File Refresh and Self-Update: To counter signature detection, the backdoor deletes and regenerates its files: WavesSvc64.exe, DuiLib_u.dll, libexpat.dll, box.ini, and vcruntime140.dll. This dynamic rewrite occurs during runtime, complicating remediation—deleting files alone won’t suffice as they regenerate.
Registry Persistence: Configuration for C2 (e.g., encoded yandibaiji0203[.]com) embeds in HKCU\SOFTWARE\IpDates_info. A secondary encrypted blob hides in HKCU\Console\0\451b464b7a6c2ced348c1866b59c362e, likely for staging payloads or configs. These survive user sessions and aid forensic persistence hunting.
ValleyRAT, built on Winos4.0, detects sandboxes via BIOS checks, VirtualBox keys, memory/disk probes, and Chinese locale verification. It anti-debugs by scanning window titles and uses rundll32.exe sans DLL args for modular plugin downloads, creating RWX regions for in-memory ops. The ProcessKiller module targets AV like Huorong itself, Qihoo 360, and Tencent, said by malwarebytes.
C2 occurs over TCP/443 to 161.248.87.250 using a custom binary protocol, mimicking HTTPS but triggering IDS alerts (e.g., ET SIDs 2052875). Post-infection enables keylogging (SetWindowsHookExW), process injection, credential theft from registries/browsers, system recon (hostname, processes), and self-cleanup deleting 10+ files.

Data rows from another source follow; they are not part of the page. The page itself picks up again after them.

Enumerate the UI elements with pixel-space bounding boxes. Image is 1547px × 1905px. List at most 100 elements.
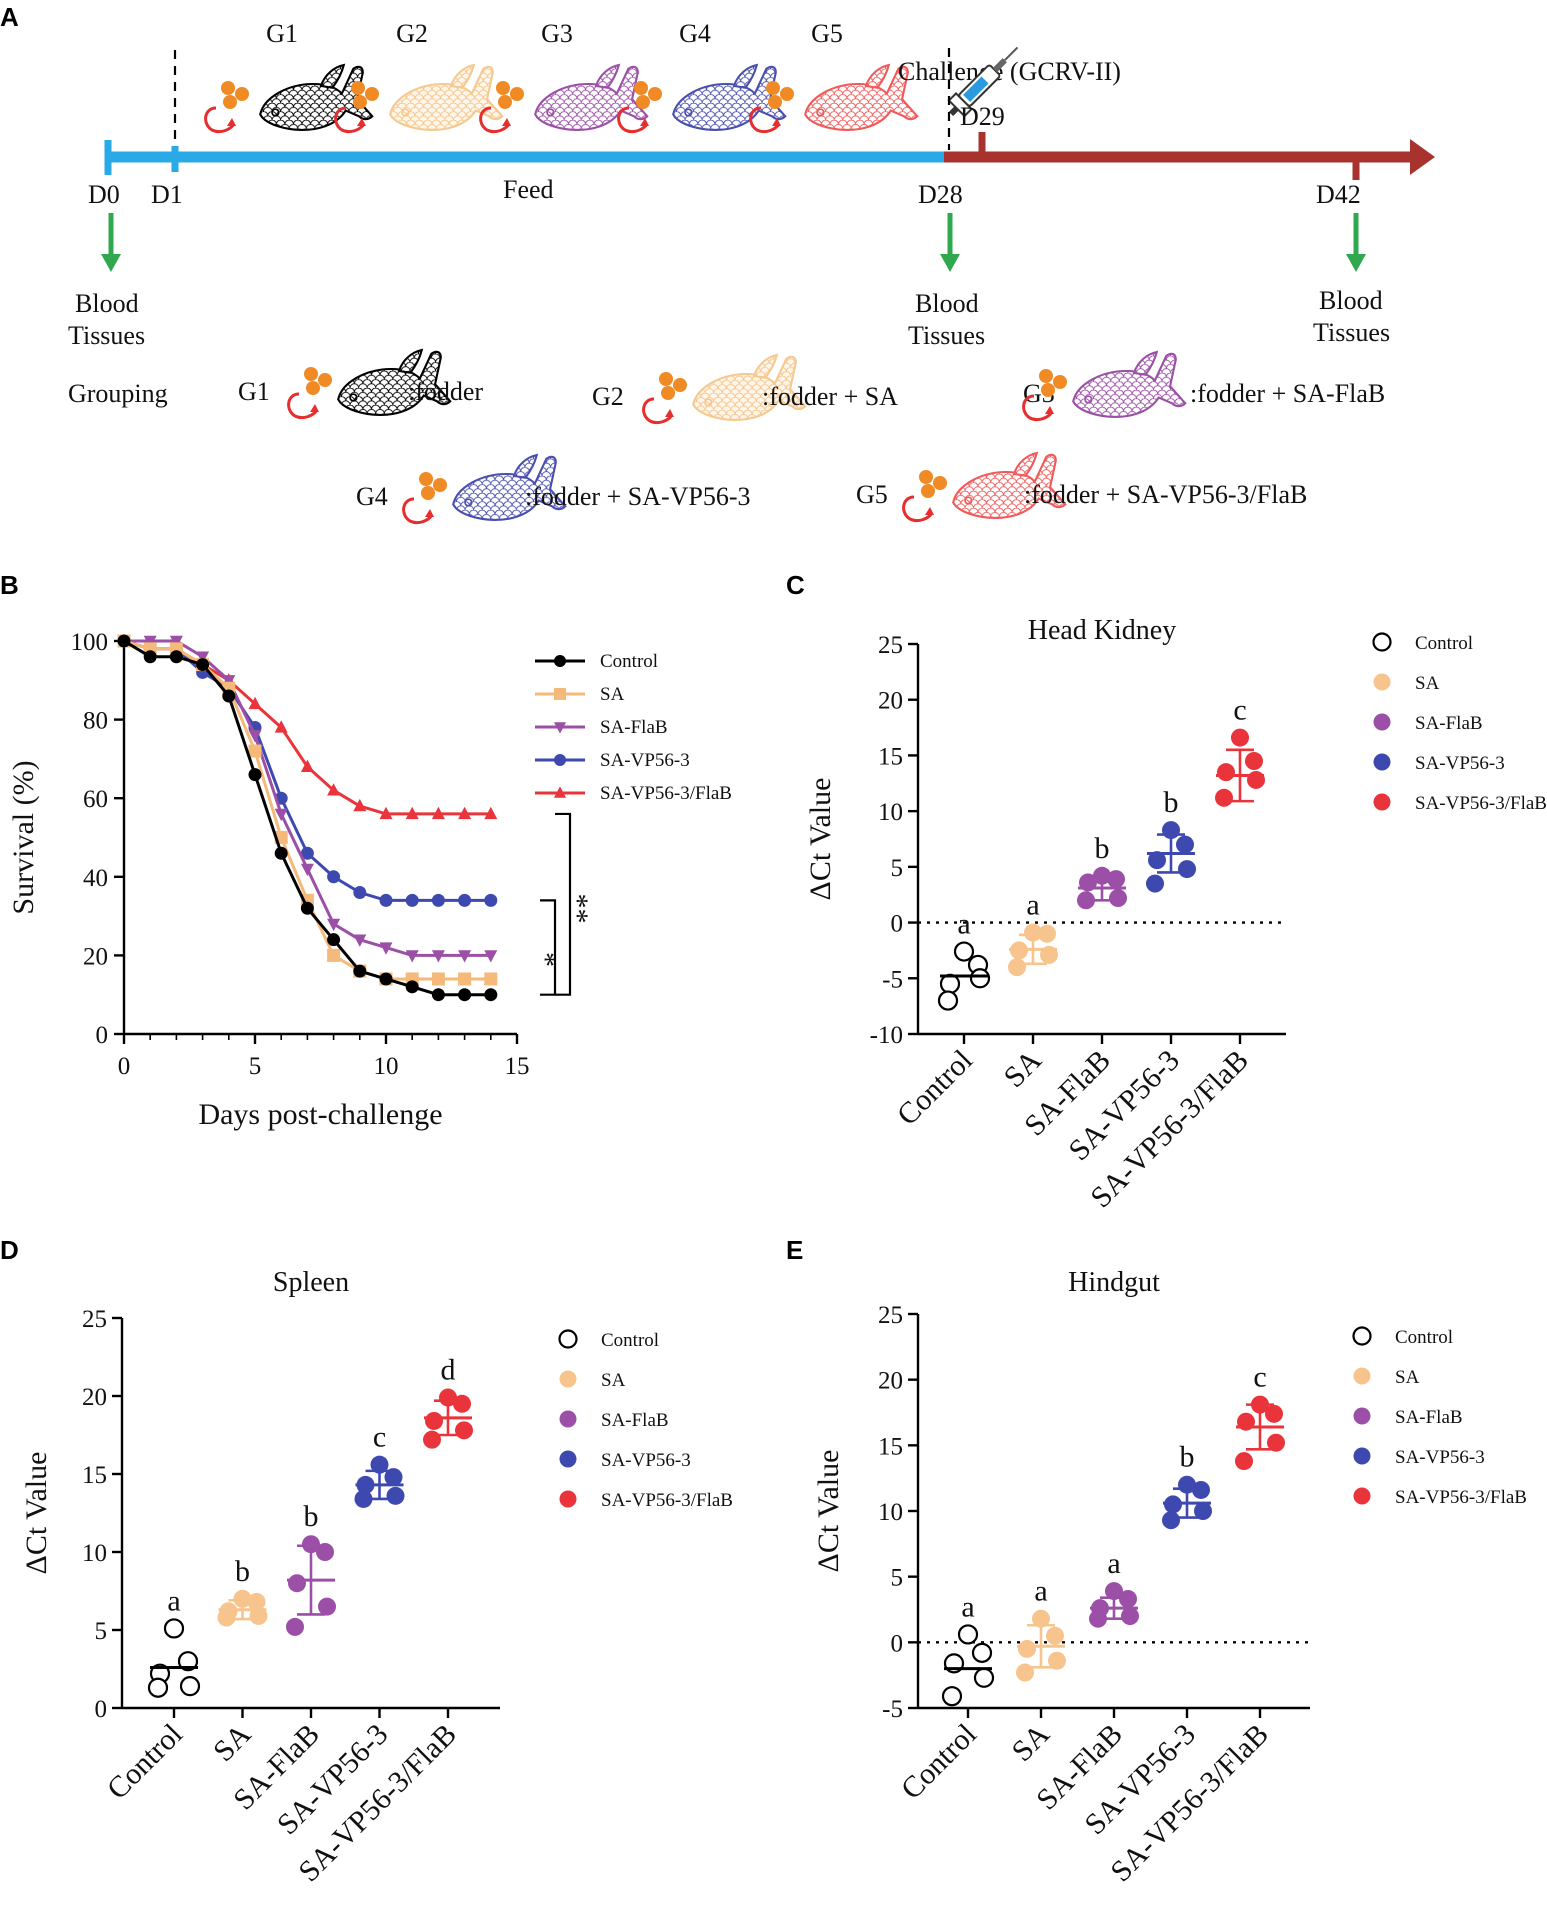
data-point-SA-VP56-3 — [484, 893, 498, 907]
data-point-SA-VP56-3 — [405, 893, 419, 907]
data-point-SA-VP56-3/FlaB — [425, 1411, 443, 1430]
y-tick-label: 15 — [878, 743, 903, 770]
data-point-SA — [1018, 1639, 1036, 1658]
bracket — [540, 899, 557, 996]
significance-letter: a — [1107, 1547, 1120, 1580]
data-point-SA-VP56-3 — [300, 846, 314, 860]
fish-icon — [692, 353, 807, 421]
significance-letter: a — [1026, 889, 1039, 922]
timeline-arrowhead — [1410, 139, 1435, 175]
grouping-item-group-5: G5 — [856, 480, 888, 509]
panel-d-spleen-chart: 0 5 10 15 20 25 Spleen ΔCt Value Control a SA b SA-F… — [20, 1267, 733, 1888]
data-point-SA-VP56-3 — [1146, 874, 1164, 893]
data-point-SA-VP56-3 — [1192, 1480, 1210, 1499]
day-d1: D1 — [151, 180, 183, 209]
x-tick-label: Control — [101, 1718, 189, 1806]
legend-label-Control: Control — [1415, 633, 1473, 654]
data-point-SA — [1024, 923, 1042, 942]
legend-marker-SA-VP56-3 — [1373, 753, 1391, 771]
y-tick-label: 20 — [878, 1368, 903, 1395]
data-point-SA-FlaB — [143, 635, 157, 649]
x-tick-label: 5 — [249, 1053, 262, 1080]
top-group-label-3: G3 — [541, 19, 573, 48]
legend-label-SA-VP56-3/FlaB: SA-VP56-3/FlaB — [600, 783, 732, 804]
y-tick-label: 0 — [891, 1630, 904, 1657]
data-point-SA-VP56-3 — [1194, 1502, 1212, 1520]
data-point-SA-FlaB — [353, 934, 367, 947]
data-point-Control — [953, 941, 975, 962]
data-point-Control — [143, 650, 157, 664]
data-point-Control — [177, 1651, 199, 1672]
data-point-Control — [379, 972, 393, 986]
data-point-SA-VP56-3/FlaB — [431, 806, 445, 820]
data-point-SA-VP56-3/FlaB — [300, 759, 314, 772]
legend-marker-SA-VP56-3 — [1353, 1447, 1371, 1465]
y-tick-label: -10 — [870, 1022, 903, 1049]
y-tick-label: 0 — [95, 1696, 108, 1723]
panel-b-survival-chart: 0 20 40 60 80 100 0 5 10 15 Days post-challenge Sur… — [7, 629, 732, 1131]
legend-label-SA: SA — [600, 684, 625, 705]
grouping-item-desc-3: :fodder + SA-FlaB — [1190, 379, 1385, 408]
chart-title: Spleen — [273, 1267, 349, 1298]
data-point-Control — [300, 901, 314, 915]
data-point-Control — [458, 988, 472, 1002]
x-tick-label: 10 — [374, 1053, 399, 1080]
legend-label-SA-VP56-3: SA-VP56-3 — [600, 750, 690, 771]
data-point-Control — [147, 1677, 169, 1698]
legend-label-SA-VP56-3/FlaB: SA-VP56-3/FlaB — [601, 1490, 733, 1511]
legend-marker-SA-VP56-3/FlaB — [559, 1490, 577, 1508]
data-point-Control — [222, 689, 236, 703]
data-point-SA-VP56-3 — [1162, 1511, 1180, 1530]
data-point-SA — [1032, 1609, 1050, 1628]
legend-marker-SA-VP56-3/FlaB — [1353, 1487, 1371, 1505]
panel-c-label: C — [786, 570, 805, 600]
data-point-SA — [484, 972, 498, 986]
data-point-Control — [248, 768, 262, 782]
fish-icon — [1072, 350, 1187, 418]
data-point-SA-FlaB — [327, 918, 341, 932]
significance-letter: b — [304, 1500, 319, 1533]
chart-title: Head Kidney — [1028, 615, 1177, 646]
data-point-SA-VP56-3/FlaB — [1267, 1433, 1285, 1452]
data-point-SA-VP56-3 — [370, 1455, 389, 1474]
x-tick-label: SA — [207, 1717, 258, 1768]
y-tick-label: 25 — [82, 1306, 107, 1333]
grouping-item-desc-4: :fodder + SA-VP56-3 — [525, 482, 751, 511]
y-tick-label: -5 — [882, 966, 903, 993]
data-point-SA — [431, 972, 445, 986]
feed-pellets-icon — [642, 370, 689, 425]
x-tick-label: 15 — [505, 1053, 530, 1080]
legend-label-Control: Control — [600, 651, 658, 672]
series-line-SA — [123, 639, 491, 981]
panel-a-label: A — [0, 2, 19, 32]
significance-label-2: ** — [561, 893, 594, 923]
significance-label-1: * — [529, 952, 562, 967]
panel-e-label: E — [786, 1235, 803, 1265]
data-point-SA-FlaB — [274, 808, 288, 822]
data-point-SA-VP56-3 — [458, 893, 472, 907]
data-point-SA-VP56-3/FlaB — [423, 1430, 441, 1449]
y-tick-label: 80 — [83, 708, 108, 735]
y-tick-label: 0 — [96, 1022, 109, 1049]
sampling-arrow-d28 — [940, 213, 960, 272]
significance-bracket-2: ** — [555, 812, 594, 996]
feed-pellets-icon — [902, 468, 949, 523]
significance-letter: a — [167, 1584, 180, 1617]
y-tick-label: 20 — [83, 943, 108, 970]
data-point-SA-FlaB — [316, 1543, 334, 1561]
data-point-SA-FlaB — [222, 675, 236, 688]
data-point-SA — [1046, 1626, 1064, 1645]
y-tick-label: 10 — [878, 1499, 903, 1526]
grouping-item-desc-5: :fodder + SA-VP56-3/FlaB — [1024, 480, 1307, 509]
grouping-item-group-2: G2 — [592, 382, 624, 411]
significance-letter: c — [1233, 694, 1246, 727]
legend-label-Control: Control — [601, 1330, 659, 1351]
data-point-SA-VP56-3/FlaB — [1247, 770, 1265, 789]
data-point-SA-FlaB — [248, 730, 262, 743]
data-point-SA-VP56-3 — [1178, 860, 1196, 879]
data-point-SA — [247, 1592, 266, 1611]
data-point-SA-FlaB — [288, 1574, 306, 1593]
panel-a-timeline: A G1 G2 G3 G4 G5 Challenge (GCRV-II) D0 D1 D… — [0, 2, 1435, 525]
y-tick-label: -5 — [882, 1696, 903, 1723]
data-point-SA — [327, 948, 341, 962]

Mutexes like “2026.2.5” and C:\ProgramData\DisplaySessionContainers.log aid forensics hunting.
Silver Fox (aka Void Arachne), a Chinese APT, favors trojanized Chinese apps like QQ Browser for ValleyRAT delivery. A March 2025 GitHub leak spiked samples 85% post-November 2025, broadening use beyond the group. MITRE ATT&CK maps include T1574.002 (DLL Side-Loading), T1053.005 (Scheduled Task), T1562.001 (Impair Defenses).
Verify domains (stick to huorong.cn); audit Defender exclusions and “Batteries” tasks; block 161.248.87.250; monitor rundll32/WavesSvc64 anomalies. Hunt HKCU\SOFTWARE\IpDates_info and %APPDATA%\trvePath; use EDR for PowerShell abuse.